El Halcón
29 diciembre 2012 14:12
Entre los arboles cubiertos de nieve, sin hojas, veo un halcón posado sobre una rama. Con los binoculares aprecio su ancho y blanco pecho. Se lo acicala y también debajo de sus alas. Lo veo otear el horizonte. Allí está, feliz sobre la rama y la nieve cayéndole como llovizna.
Sus patas amarillentas están cubiertas de plumas, las que aprecio al posarse el halcón en la rama. Estira su ala y pata derecha, desperezándose y puedo ver sus plumas blancas debajo del ala. La parte superior de su pico, cabeza y ojos son negros, su pecho blanco tiene plumas café y sus alas, en el vuelo, se ven rojizas en la parte inferior.
Su tamaño es grandísimo, tanto que diría que es una lechuza.
Ayer perdí las fotos que le había tomado, pero hoy está aquí desde las ocho de la mañana; se fue por un rato pero regresó y ahora está posado en la rama frente a mi ventana. ¡Mi halcón regresó! Tiene como una hora de estar allí. Es bellísimo.
Demás está decirles que ha hecho mi día. ¡Me encantan los halcones! Tengo un amor especial por ellos. Creo que es desde que leí un libro sobre halcones, hace mucho tiempo. Y si la televisión presenta un programa sobre halcones, allí estoy yo, viéndolo y aprendiendo lo más posible sobre ellos. Y si hay presentaciones de halcones de caza, que felicidad poderlos ver en su medio.
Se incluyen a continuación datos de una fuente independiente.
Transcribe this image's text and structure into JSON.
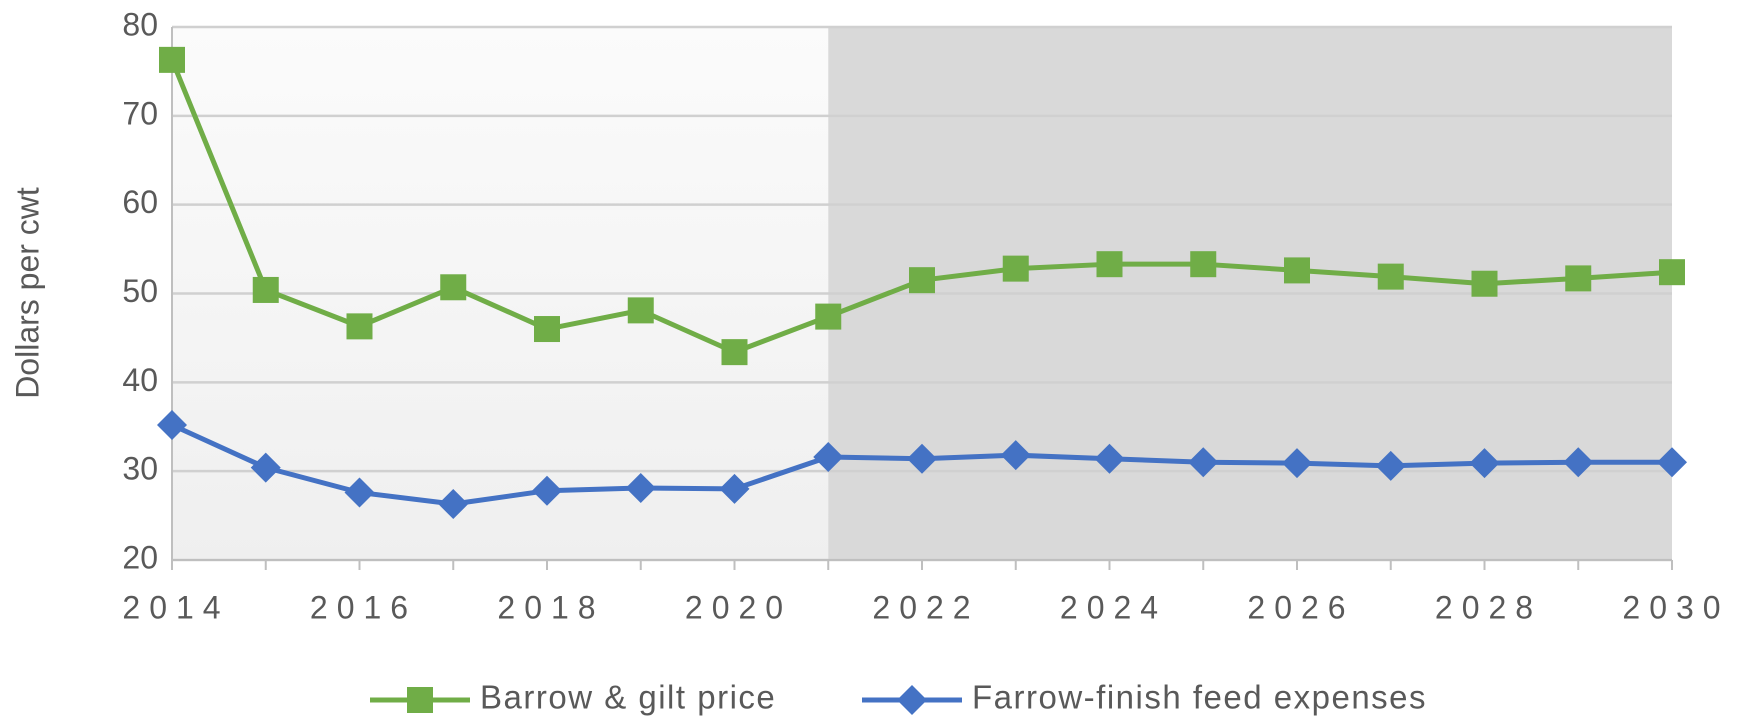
{
  "chart_data": {
    "type": "line",
    "y_label": "Dollars per cwt",
    "x": [
      2014,
      2015,
      2016,
      2017,
      2018,
      2019,
      2020,
      2021,
      2022,
      2023,
      2024,
      2025,
      2026,
      2027,
      2028,
      2029,
      2030
    ],
    "series": [
      {
        "name": "Barrow & gilt price",
        "color": "#70ad47",
        "marker": "square",
        "values": [
          76.3,
          50.4,
          46.3,
          50.7,
          46.0,
          48.1,
          43.4,
          47.4,
          51.5,
          52.8,
          53.3,
          53.3,
          52.6,
          51.9,
          51.1,
          51.7,
          52.4
        ]
      },
      {
        "name": "Farrow-finish feed expenses",
        "color": "#4472c4",
        "marker": "diamond",
        "values": [
          35.2,
          30.4,
          27.6,
          26.3,
          27.8,
          28.1,
          28.0,
          31.6,
          31.4,
          31.8,
          31.4,
          31.0,
          30.9,
          30.6,
          30.9,
          31.0,
          31.0
        ]
      }
    ],
    "xlim": [
      2014,
      2030
    ],
    "xticks": [
      2014,
      2016,
      2018,
      2020,
      2022,
      2024,
      2026,
      2028,
      2030
    ],
    "ylim": [
      20,
      80
    ],
    "yticks": [
      20,
      30,
      40,
      50,
      60,
      70,
      80
    ],
    "grid": true,
    "highlight_x": [
      2021,
      2030
    ],
    "legend": "bottom"
  }
}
Siempre me han gustado los animales salvajes, pero hay algo sobre los halcones que me llama poderosamente la atención. Esa mirada fija, que cuando tienen un blanco, lo alcanzan a toda costa. Es su vuelo vertiginoso, y ahora su inteligencia para saberse acoplar al hábitat que les hemos robado. Porque allí está en el árbol, tranquilo, como un gran señor feudal, observando sus dominios.
¡Sí que soy feliz! ¡Que más podría desear, en un día que comenzó gris, que gozar de la visita de un bellísimo halcón!
Te felicito Mimiya, igual que yo buscando en que distraerme para no tener que hacer nada. Slds.